Daniel Korski

What kind of Europe?

A couple of weeks ago I tried to lay out what the future of Europe could look like, given that some member states want to create an ever-closer Union while others prefer to remain in a looser kind of club. I wrote that the EU might end up evolving into a much more asymmetric arrangement, with a small group of European states integrating in some areas, while other states remain outside. Later I called this new arrangement the trade the ‘EF’, the European Framework, as opposed to the more integrative EU of today.
 
Now others have begun offering their ideas. Michael van Hulten, a former Dutch MEP, has gone further than anyone in detailing what a two-layer Europe might look like:

‘The outer layer would be an overarching, less intrusive and more inclusive framework for European cooperation: a European Area of Freedom, Security and Prosperity (EFSP). This would comprise all EU and EFTA member states, as well as all existing EU candidate countries including Turkey. It could be expanded eastward to all European countries, one day even up to and including Russia, if and when the Copenhagen accession criteria (or similar) are met.   EFSP would be a free trade area with a common foreign and security policy.

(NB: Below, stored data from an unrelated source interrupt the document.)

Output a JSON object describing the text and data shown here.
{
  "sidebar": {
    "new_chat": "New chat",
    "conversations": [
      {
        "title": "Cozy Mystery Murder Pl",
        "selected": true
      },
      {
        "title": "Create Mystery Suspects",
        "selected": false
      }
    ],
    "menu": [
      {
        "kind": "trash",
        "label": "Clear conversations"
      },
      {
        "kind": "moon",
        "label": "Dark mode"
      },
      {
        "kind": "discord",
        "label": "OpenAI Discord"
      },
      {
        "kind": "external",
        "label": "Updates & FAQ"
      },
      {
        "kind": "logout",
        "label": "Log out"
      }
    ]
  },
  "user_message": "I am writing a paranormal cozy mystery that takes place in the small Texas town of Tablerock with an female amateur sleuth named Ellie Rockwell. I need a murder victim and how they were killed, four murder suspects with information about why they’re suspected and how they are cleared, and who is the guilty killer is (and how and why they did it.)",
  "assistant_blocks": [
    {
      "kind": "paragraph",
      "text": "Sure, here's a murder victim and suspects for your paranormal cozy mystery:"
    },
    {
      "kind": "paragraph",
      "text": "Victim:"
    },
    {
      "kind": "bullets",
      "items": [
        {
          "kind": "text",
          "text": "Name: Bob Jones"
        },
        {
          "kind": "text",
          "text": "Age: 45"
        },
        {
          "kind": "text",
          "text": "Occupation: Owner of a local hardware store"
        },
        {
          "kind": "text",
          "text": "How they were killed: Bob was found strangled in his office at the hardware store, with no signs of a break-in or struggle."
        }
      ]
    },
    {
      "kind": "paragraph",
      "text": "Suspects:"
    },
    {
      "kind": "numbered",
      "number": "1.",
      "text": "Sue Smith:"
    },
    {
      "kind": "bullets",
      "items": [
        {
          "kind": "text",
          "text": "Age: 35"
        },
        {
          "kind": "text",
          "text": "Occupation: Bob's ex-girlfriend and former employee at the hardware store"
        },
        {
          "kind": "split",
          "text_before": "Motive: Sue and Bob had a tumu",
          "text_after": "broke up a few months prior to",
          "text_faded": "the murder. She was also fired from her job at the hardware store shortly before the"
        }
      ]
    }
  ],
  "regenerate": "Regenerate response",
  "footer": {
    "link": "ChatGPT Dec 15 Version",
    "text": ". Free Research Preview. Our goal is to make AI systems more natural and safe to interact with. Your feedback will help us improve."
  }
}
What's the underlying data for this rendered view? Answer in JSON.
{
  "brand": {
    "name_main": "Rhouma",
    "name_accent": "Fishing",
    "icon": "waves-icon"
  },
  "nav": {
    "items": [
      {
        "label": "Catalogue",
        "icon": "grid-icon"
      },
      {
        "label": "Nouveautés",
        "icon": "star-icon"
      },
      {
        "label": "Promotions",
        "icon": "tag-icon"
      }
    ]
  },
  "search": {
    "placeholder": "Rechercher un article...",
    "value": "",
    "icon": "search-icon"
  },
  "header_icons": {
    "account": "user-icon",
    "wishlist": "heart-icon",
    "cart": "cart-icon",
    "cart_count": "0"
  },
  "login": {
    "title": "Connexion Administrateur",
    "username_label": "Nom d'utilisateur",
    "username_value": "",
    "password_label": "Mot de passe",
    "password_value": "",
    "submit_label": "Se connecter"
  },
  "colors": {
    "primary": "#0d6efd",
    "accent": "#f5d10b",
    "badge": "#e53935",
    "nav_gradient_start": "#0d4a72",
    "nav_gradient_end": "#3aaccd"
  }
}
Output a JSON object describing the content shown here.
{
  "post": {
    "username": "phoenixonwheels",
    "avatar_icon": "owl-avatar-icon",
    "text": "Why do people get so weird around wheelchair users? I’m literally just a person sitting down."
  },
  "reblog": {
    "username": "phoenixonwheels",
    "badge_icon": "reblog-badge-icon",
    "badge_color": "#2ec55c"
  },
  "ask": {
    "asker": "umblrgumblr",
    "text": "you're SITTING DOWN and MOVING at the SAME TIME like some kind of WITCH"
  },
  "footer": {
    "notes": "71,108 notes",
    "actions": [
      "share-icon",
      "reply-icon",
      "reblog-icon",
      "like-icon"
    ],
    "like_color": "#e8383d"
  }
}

It would operate on the basis of the existing internal market rules, although the creation of EFSP would be used as an opportunity to review and if necessary amend existing rules. It would co-operate on physical cross-border issues such as transport and the environment, but it would have no role in policy areas where public resistance to EU co-operation and fear of further enlargement is greatest, such as education, social and taxation policy and justice and home affairs.   All decisions in this area would be taken by unanimity, under the control of national parliaments, in recognition of the fact that many European countries aren’t ready to give up their veto or their policy-making powers in areas perceived to be of vital national or political importance. This will reduce the area’s firepower but enhance its legitimacy. EFSP would eventually be merged with the Council of Europe and would take over the role of the OSCE. The European Court of Human Rights would be modernised to increase its legitimacy.   The inner core would be a European Political and Economic Union (EPEU), comprising a smaller group of member states without internal borders, all members of EFSP, a single market with a single currency and an integrated system of economic governance, with full political and fiscal union and democratic accountability at the EPEU level for decisions taken at that level. Schengen would be subsumed into this inner core.’

Van Hulten’s EPEU may have to be smaller than he realises if an ‘integrated system of economic governance’ is going to work and remain legitimate. Extending the EFSP too far will also not be easy. But the thinking is welcome – and better than the simplistic ideas emerging from Berlin and Paris about fiscal union.